Mori laid his gaze on me, dark and sharp through the rounded black-rimmed spectacles, and smiled. The smile was balanced, detached and enigmatic almost, its coolness an oxymoron with the charcoal intensity of his eyes. His dark-brown hair fell softly on his squared face, above the jaw, framing the slightly bloated cheeks.

“Thank you”, he said after a moment

“Thank you for having me here. I haven’t told you about the last episodes, but the situation has slipped out of my hands”

He waited for me to continue, without changing expression, with the same burning attentive gaze in his eyes. I told him about the “accident”, and the hospital and all the rest, wondering if I was pushing myself too far and yet unable to stop at this point.

When I finished my account he said, “If you bring your sample tomorrow we can test it on some cells. After we obtain some preliminary results we can run further tests on some human organs.
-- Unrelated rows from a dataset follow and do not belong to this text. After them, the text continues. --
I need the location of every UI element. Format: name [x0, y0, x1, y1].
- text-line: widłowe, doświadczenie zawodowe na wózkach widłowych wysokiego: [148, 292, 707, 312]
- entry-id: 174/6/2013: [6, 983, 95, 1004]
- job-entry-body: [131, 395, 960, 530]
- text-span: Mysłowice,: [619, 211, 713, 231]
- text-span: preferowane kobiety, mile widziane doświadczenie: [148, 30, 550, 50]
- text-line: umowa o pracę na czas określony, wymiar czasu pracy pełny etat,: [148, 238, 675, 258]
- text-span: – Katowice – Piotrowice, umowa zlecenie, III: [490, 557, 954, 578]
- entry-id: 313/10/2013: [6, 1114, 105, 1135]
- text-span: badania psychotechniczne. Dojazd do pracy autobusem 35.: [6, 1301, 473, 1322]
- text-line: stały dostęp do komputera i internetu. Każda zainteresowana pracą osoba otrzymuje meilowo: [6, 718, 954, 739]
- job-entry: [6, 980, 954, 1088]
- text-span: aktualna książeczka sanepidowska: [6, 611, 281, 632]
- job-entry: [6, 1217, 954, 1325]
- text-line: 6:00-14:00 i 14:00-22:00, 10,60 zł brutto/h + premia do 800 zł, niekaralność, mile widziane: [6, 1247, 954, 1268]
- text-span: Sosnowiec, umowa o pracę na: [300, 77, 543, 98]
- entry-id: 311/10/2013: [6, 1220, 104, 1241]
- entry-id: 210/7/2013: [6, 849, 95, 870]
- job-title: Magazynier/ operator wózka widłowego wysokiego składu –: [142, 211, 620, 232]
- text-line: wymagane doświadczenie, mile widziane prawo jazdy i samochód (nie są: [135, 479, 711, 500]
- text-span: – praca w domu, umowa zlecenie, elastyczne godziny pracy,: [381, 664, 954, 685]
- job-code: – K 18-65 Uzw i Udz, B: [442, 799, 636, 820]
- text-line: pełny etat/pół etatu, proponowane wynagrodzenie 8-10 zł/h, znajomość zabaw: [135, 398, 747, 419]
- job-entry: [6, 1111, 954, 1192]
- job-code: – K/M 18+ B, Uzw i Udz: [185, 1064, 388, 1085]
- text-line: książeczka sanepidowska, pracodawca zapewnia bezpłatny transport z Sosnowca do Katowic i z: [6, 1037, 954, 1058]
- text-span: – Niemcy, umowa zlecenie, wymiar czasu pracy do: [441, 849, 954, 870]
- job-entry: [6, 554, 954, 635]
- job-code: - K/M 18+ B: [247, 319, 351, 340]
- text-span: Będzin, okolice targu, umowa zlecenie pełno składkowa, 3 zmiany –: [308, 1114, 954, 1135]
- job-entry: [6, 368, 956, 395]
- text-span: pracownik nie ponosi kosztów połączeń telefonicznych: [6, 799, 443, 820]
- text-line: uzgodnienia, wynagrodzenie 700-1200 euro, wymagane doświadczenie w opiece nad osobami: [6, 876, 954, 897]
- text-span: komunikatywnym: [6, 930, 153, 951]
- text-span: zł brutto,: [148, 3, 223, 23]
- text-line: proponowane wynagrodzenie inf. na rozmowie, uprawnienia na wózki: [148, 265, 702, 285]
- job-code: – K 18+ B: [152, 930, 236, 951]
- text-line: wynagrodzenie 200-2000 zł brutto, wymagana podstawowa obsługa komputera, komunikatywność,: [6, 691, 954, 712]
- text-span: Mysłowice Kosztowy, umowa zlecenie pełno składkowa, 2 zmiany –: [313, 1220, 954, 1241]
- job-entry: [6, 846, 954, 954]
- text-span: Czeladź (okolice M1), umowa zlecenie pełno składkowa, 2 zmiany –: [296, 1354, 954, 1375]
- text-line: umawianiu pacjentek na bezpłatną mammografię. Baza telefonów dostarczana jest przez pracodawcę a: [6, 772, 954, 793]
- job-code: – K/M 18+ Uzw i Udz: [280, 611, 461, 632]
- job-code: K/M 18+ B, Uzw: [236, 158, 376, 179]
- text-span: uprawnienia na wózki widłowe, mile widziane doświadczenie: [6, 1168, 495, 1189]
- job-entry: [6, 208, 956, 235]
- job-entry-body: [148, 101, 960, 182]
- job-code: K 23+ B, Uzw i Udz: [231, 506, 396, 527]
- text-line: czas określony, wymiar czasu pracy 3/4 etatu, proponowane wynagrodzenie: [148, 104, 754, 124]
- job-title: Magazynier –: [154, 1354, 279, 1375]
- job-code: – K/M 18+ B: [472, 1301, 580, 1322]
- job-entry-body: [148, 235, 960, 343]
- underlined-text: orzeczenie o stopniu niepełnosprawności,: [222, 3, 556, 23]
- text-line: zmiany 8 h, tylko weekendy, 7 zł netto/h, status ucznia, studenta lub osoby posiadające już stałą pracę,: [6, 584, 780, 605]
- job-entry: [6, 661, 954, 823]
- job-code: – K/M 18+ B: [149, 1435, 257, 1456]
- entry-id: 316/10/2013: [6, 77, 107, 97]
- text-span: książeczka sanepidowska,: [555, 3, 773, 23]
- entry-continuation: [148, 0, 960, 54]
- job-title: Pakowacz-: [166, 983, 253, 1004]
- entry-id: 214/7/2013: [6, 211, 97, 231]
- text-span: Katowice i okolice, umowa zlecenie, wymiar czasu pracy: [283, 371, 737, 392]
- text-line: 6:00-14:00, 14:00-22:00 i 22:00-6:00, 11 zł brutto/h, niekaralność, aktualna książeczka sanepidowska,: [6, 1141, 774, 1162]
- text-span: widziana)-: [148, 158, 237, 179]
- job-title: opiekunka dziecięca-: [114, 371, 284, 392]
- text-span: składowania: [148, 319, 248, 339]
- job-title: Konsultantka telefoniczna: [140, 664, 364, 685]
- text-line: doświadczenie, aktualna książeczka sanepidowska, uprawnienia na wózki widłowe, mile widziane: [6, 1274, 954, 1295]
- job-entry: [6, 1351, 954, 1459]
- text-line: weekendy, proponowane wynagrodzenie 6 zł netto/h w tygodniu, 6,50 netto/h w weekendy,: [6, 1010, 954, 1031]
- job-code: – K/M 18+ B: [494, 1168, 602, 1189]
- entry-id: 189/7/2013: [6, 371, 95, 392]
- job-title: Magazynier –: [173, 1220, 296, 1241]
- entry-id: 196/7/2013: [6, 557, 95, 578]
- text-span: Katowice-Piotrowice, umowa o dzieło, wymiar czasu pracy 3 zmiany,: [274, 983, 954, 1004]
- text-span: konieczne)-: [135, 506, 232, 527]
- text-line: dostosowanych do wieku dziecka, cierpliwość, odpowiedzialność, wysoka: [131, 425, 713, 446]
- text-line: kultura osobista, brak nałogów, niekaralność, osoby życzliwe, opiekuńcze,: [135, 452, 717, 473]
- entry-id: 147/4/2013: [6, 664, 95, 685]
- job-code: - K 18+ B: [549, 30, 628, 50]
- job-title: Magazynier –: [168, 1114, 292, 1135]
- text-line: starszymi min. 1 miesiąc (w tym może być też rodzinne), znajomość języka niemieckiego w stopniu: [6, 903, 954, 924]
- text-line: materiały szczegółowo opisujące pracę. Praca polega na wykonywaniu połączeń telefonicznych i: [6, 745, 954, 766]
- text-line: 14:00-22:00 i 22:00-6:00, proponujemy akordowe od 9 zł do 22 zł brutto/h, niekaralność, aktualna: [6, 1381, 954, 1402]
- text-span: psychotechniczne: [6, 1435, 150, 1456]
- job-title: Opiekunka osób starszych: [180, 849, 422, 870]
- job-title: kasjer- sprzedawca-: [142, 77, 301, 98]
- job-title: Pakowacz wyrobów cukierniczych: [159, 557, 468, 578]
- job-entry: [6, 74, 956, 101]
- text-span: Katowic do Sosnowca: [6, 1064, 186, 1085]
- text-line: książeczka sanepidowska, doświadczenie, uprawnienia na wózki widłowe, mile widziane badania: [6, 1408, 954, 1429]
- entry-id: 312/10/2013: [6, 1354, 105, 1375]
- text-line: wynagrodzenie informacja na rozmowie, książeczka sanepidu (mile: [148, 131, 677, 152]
We are able to reproduce organs starting off from human cells, it’s still a pilot study but it is promising. Testing substances on animals has limited scientific validity when you think about the differences between species. From a scientific standpoint, extrapolating information from animals to humans is a meaningless exercise”

Curt sentences and confidence, a life ethics implied seamlessly in Mori’s scientific choices, stated with a calm that left no room for discussion. I felt small and safe in front of this man, and I loved him for letting me uncoil, for showing me that I got it all wrong but that I could still have some faith in this world.